In today’s world, it’s crucial for businesses to comply with the relevant regulations. One such regulation that every business needs to be aware of is the California Privacy Rights Act (CPRA) which was endorsed by California voters in November 2020 and went into effect on January 1, 2023. The CPRA builds on the California Consumer Privacy Act (CCPA) and provides additional rights for California consumers concerning the collection of their personal information and how businesses collect, use and share it.

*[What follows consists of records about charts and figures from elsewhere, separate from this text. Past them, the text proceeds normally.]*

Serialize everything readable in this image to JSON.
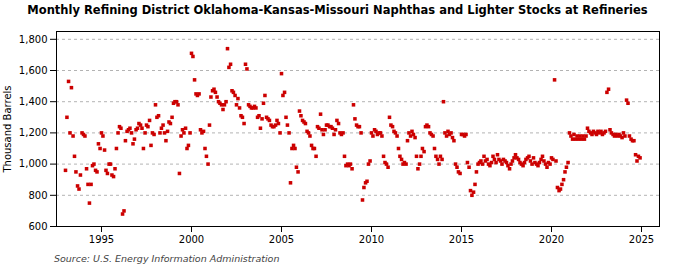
{
  "chart_data": {
    "type": "scatter",
    "title": "Monthly Refining District Oklahoma-Kansas-Missouri Naphthas and Lighter Stocks at Refineries",
    "ylabel": "Thousand Barrels",
    "source": "Source: U.S. Energy Information Administration",
    "color": "#cc0000",
    "marker": "square",
    "grid": "y",
    "xlim": [
      1992.5,
      2026.0
    ],
    "xticks": [
      1995,
      2000,
      2005,
      2010,
      2015,
      2020,
      2025
    ],
    "ylim": [
      600,
      1850
    ],
    "yticks": [
      600,
      800,
      {
        "value": 1000,
        "label": "1,000"
      },
      {
        "value": 1200,
        "label": "1,200"
      },
      {
        "value": 1400,
        "label": "1,400"
      },
      {
        "value": 1600,
        "label": "1,600"
      },
      {
        "value": 1800,
        "label": "1,800"
      }
    ],
    "x": [
      1993.0,
      1993.08,
      1993.17,
      1993.25,
      1993.33,
      1993.42,
      1993.5,
      1993.58,
      1993.67,
      1993.75,
      1993.83,
      1993.92,
      1994.0,
      1994.08,
      1994.17,
      1994.25,
      1994.33,
      1994.42,
      1994.5,
      1994.58,
      1994.67,
      1994.75,
      1994.83,
      1994.92,
      1995.0,
      1995.08,
      1995.17,
      1995.25,
      1995.33,
      1995.42,
      1995.5,
      1995.58,
      1995.67,
      1995.75,
      1995.83,
      1995.92,
      1996.0,
      1996.08,
      1996.17,
      1996.25,
      1996.33,
      1996.42,
      1996.5,
      1996.58,
      1996.67,
      1996.75,
      1996.83,
      1996.92,
      1997.0,
      1997.08,
      1997.17,
      1997.25,
      1997.33,
      1997.42,
      1997.5,
      1997.58,
      1997.67,
      1997.75,
      1997.83,
      1997.92,
      1998.0,
      1998.08,
      1998.17,
      1998.25,
      1998.33,
      1998.42,
      1998.5,
      1998.58,
      1998.67,
      1998.75,
      1998.83,
      1998.92,
      1999.0,
      1999.08,
      1999.17,
      1999.25,
      1999.33,
      1999.42,
      1999.5,
      1999.58,
      1999.67,
      1999.75,
      1999.83,
      1999.92,
      2000.0,
      2000.08,
      2000.17,
      2000.25,
      2000.33,
      2000.42,
      2000.5,
      2000.58,
      2000.67,
      2000.75,
      2000.83,
      2000.92,
      2001.0,
      2001.08,
      2001.17,
      2001.25,
      2001.33,
      2001.42,
      2001.5,
      2001.58,
      2001.67,
      2001.75,
      2001.83,
      2001.92,
      2002.0,
      2002.08,
      2002.17,
      2002.25,
      2002.33,
      2002.42,
      2002.5,
      2002.58,
      2002.67,
      2002.75,
      2002.83,
      2002.92,
      2003.0,
      2003.08,
      2003.17,
      2003.25,
      2003.33,
      2003.42,
      2003.5,
      2003.58,
      2003.67,
      2003.75,
      2003.83,
      2003.92,
      2004.0,
      2004.08,
      2004.17,
      2004.25,
      2004.33,
      2004.42,
      2004.5,
      2004.58,
      2004.67,
      2004.75,
      2004.83,
      2004.92,
      2005.0,
      2005.08,
      2005.17,
      2005.25,
      2005.33,
      2005.42,
      2005.5,
      2005.58,
      2005.67,
      2005.75,
      2005.83,
      2005.92,
      2006.0,
      2006.08,
      2006.17,
      2006.25,
      2006.33,
      2006.42,
      2006.5,
      2006.58,
      2006.67,
      2006.75,
      2006.83,
      2006.92,
      2007.0,
      2007.08,
      2007.17,
      2007.25,
      2007.33,
      2007.42,
      2007.5,
      2007.58,
      2007.67,
      2007.75,
      2007.83,
      2007.92,
      2008.0,
      2008.08,
      2008.17,
      2008.25,
      2008.33,
      2008.42,
      2008.5,
      2008.58,
      2008.67,
      2008.75,
      2008.83,
      2008.92,
      2009.0,
      2009.08,
      2009.17,
      2009.25,
      2009.33,
      2009.42,
      2009.5,
      2009.58,
      2009.67,
      2009.75,
      2009.83,
      2009.92,
      2010.0,
      2010.08,
      2010.17,
      2010.25,
      2010.33,
      2010.42,
      2010.5,
      2010.58,
      2010.67,
      2010.75,
      2010.83,
      2010.92,
      2011.0,
      2011.08,
      2011.17,
      2011.25,
      2011.33,
      2011.42,
      2011.5,
      2011.58,
      2011.67,
      2011.75,
      2011.83,
      2011.92,
      2012.0,
      2012.08,
      2012.17,
      2012.25,
      2012.33,
      2012.42,
      2012.5,
      2012.58,
      2012.67,
      2012.75,
      2012.83,
      2012.92,
      2013.0,
      2013.08,
      2013.17,
      2013.25,
      2013.33,
      2013.42,
      2013.5,
      2013.58,
      2013.67,
      2013.75,
      2013.83,
      2013.92,
      2014.0,
      2014.08,
      2014.17,
      2014.25,
      2014.33,
      2014.42,
      2014.5,
      2014.58,
      2014.67,
      2014.75,
      2014.83,
      2014.92,
      2015.0,
      2015.08,
      2015.17,
      2015.25,
      2015.33,
      2015.42,
      2015.5,
      2015.58,
      2015.67,
      2015.75,
      2015.83,
      2015.92,
      2016.0,
      2016.08,
      2016.17,
      2016.25,
      2016.33,
      2016.42,
      2016.5,
      2016.58,
      2016.67,
      2016.75,
      2016.83,
      2016.92,
      2017.0,
      2017.08,
      2017.17,
      2017.25,
      2017.33,
      2017.42,
      2017.5,
      2017.58,
      2017.67,
      2017.75,
      2017.83,
      2017.92,
      2018.0,
      2018.08,
      2018.17,
      2018.25,
      2018.33,
      2018.42,
      2018.5,
      2018.58,
      2018.67,
      2018.75,
      2018.83,
      2018.92,
      2019.0,
      2019.08,
      2019.17,
      2019.25,
      2019.33,
      2019.42,
      2019.5,
      2019.58,
      2019.67,
      2019.75,
      2019.83,
      2019.92,
      2020.0,
      2020.08,
      2020.17,
      2020.25,
      2020.33,
      2020.42,
      2020.5,
      2020.58,
      2020.67,
      2020.75,
      2020.83,
      2020.92,
      2021.0,
      2021.08,
      2021.17,
      2021.25,
      2021.33,
      2021.42,
      2021.5,
      2021.58,
      2021.67,
      2021.75,
      2021.83,
      2021.92,
      2022.0,
      2022.08,
      2022.17,
      2022.25,
      2022.33,
      2022.42,
      2022.5,
      2022.58,
      2022.67,
      2022.75,
      2022.83,
      2022.92,
      2023.0,
      2023.08,
      2023.17,
      2023.25,
      2023.33,
      2023.42,
      2023.5,
      2023.58,
      2023.67,
      2023.75,
      2023.83,
      2023.92,
      2024.0,
      2024.08,
      2024.17,
      2024.25,
      2024.33,
      2024.42,
      2024.5,
      2024.58,
      2024.67,
      2024.75,
      2024.83,
      2024.92
    ],
    "values": [
      960,
      1300,
      1530,
      1200,
      1490,
      1180,
      1050,
      950,
      860,
      840,
      930,
      1200,
      1190,
      1180,
      970,
      870,
      750,
      870,
      990,
      1000,
      960,
      950,
      1130,
      1100,
      1200,
      1180,
      1090,
      960,
      940,
      1000,
      1000,
      930,
      920,
      970,
      1100,
      1200,
      1240,
      1230,
      680,
      700,
      1150,
      1210,
      1220,
      1230,
      1200,
      1130,
      1160,
      1220,
      1230,
      1260,
      1250,
      1230,
      1100,
      1200,
      1250,
      1240,
      1280,
      1120,
      1200,
      1190,
      1380,
      1300,
      1310,
      1200,
      1230,
      1250,
      1200,
      1150,
      1210,
      1270,
      1260,
      1300,
      1390,
      1400,
      1400,
      1380,
      940,
      1180,
      1220,
      1200,
      1230,
      1100,
      1120,
      1200,
      1710,
      1690,
      1540,
      1450,
      1440,
      1450,
      1220,
      1200,
      1210,
      1100,
      1050,
      1000,
      1250,
      1430,
      1470,
      1480,
      1460,
      1430,
      1400,
      1390,
      1380,
      1350,
      1380,
      1400,
      1740,
      1620,
      1640,
      1470,
      1460,
      1440,
      1380,
      1420,
      1360,
      1310,
      1300,
      1260,
      1640,
      1610,
      1380,
      1370,
      1360,
      1360,
      1370,
      1360,
      1300,
      1310,
      1230,
      1290,
      1390,
      1440,
      1300,
      1290,
      1280,
      1250,
      1240,
      1240,
      1250,
      1280,
      1260,
      1200,
      1580,
      1440,
      1460,
      1300,
      1250,
      1200,
      880,
      1100,
      1120,
      1100,
      980,
      950,
      1340,
      1310,
      1280,
      1270,
      1260,
      1210,
      1200,
      1180,
      1120,
      1100,
      1100,
      1050,
      1240,
      1230,
      1320,
      1220,
      1190,
      1220,
      1250,
      1250,
      1240,
      1240,
      1230,
      1190,
      1220,
      1280,
      1260,
      1200,
      1190,
      1200,
      1050,
      990,
      1000,
      990,
      1000,
      970,
      1380,
      1290,
      1250,
      1240,
      1240,
      1200,
      770,
      850,
      880,
      890,
      1000,
      1020,
      1200,
      1180,
      1220,
      1210,
      1190,
      1200,
      1200,
      1180,
      1050,
      1010,
      1000,
      980,
      1300,
      1250,
      1240,
      1210,
      1200,
      1180,
      1100,
      1050,
      1030,
      1000,
      1010,
      1000,
      1150,
      1200,
      1180,
      1210,
      1190,
      1170,
      1050,
      970,
      1000,
      1050,
      1100,
      1080,
      1240,
      1250,
      1240,
      1200,
      1190,
      1180,
      1100,
      1050,
      1030,
      1000,
      1050,
      1030,
      1400,
      1200,
      1180,
      1210,
      1190,
      1200,
      1170,
      1150,
      1000,
      980,
      950,
      940,
      1190,
      1190,
      1180,
      1190,
      1010,
      980,
      830,
      800,
      820,
      870,
      950,
      1000,
      1010,
      1020,
      1000,
      1050,
      1020,
      1030,
      1000,
      990,
      1010,
      1050,
      1030,
      1010,
      1060,
      1030,
      1020,
      1000,
      1030,
      1020,
      1010,
      990,
      970,
      1000,
      1020,
      1040,
      1060,
      1040,
      1030,
      1010,
      1000,
      990,
      1010,
      1030,
      1040,
      1050,
      1020,
      1000,
      1040,
      1010,
      1000,
      990,
      1010,
      1030,
      1050,
      1020,
      1000,
      980,
      1010,
      1000,
      1040,
      1030,
      1540,
      1020,
      850,
      830,
      840,
      870,
      900,
      950,
      980,
      1010,
      1200,
      1180,
      1160,
      1190,
      1160,
      1180,
      1160,
      1180,
      1160,
      1180,
      1160,
      1180,
      1230,
      1210,
      1200,
      1190,
      1210,
      1200,
      1190,
      1210,
      1200,
      1210,
      1190,
      1200,
      1210,
      1460,
      1480,
      1220,
      1200,
      1190,
      1180,
      1190,
      1180,
      1190,
      1180,
      1170,
      1200,
      1180,
      1410,
      1390,
      1180,
      1160,
      1150,
      1150,
      1060,
      1020,
      1050,
      1040
    ]
  }
}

Businesses that operate in California and meet certain criteria, such as having gross annual revenues over $25 million or collecting personal information from more than 100,000 consumers, need to comply with the CPRA. Personal information is defined as any information that relates to or can be linked to a particular consumer or household, including sensitive information such as biometric data and personal financial information.
Under the CPRA, California consumers have several fundamental rights that enable them to safeguard their personal information. These include the right to know what personal information a business has collected about them, the right to request the deletion of their data, the right to opt-out of the sale of their information, and the right to limit the use of their sensitive information, among others.
To ensure your business is complying with the CPRA, there are several actions you can take. Firstly, it’s essential to make a plan on how to handle requests from California consumers, including who will be responsible for responding to them and how long it will take to respond. This should be done within 10 days of receiving a request, and processed within 45 days of receiving it.
Secondly, businesses should review and update their privacy policies and notices to comply with the CPRA requirements. Privacy policies and notices should provide clear and conspicuous notice to consumers about their rights under the law, as well as how their personal information is collected, used, and shared.
Thirdly, designate a contact person or team to handle CPRA-related requests from consumers, such as a privacy officer or customer service team with the necessary training and resources to handle these requests.
Fourthly, train your employees on the CPRA and its requirements to ensure that everyone in your organization is aware of the new law and knows how to handle requests from consumers.
Finally, implement procedures for verifying the identity of consumers who make CPRA-related requests, as this is crucial in protecting the privacy of consumers and preventing fraud. Keep thorough records of all CPRA-related requests and how they were handled to demonstrate compliance with the law and provide evidence in the event of an investigation.
Non-compliance with the CPRA can lead to significant financial penalties, ranging from $2,000 for each infraction to $7,500 for intentional disregard of the law. Therefore, it is crucial for businesses to exercise due care and ensure they comply with the CPRA to avoid these penalties.
In conclusion, businesses need to be aware of the CPRA regulations and ensure they comply with them. By following the above steps, businesses can ensure that they are safeguarding the privacy of their consumers and complying with the law, thereby avoiding potential financial penalties.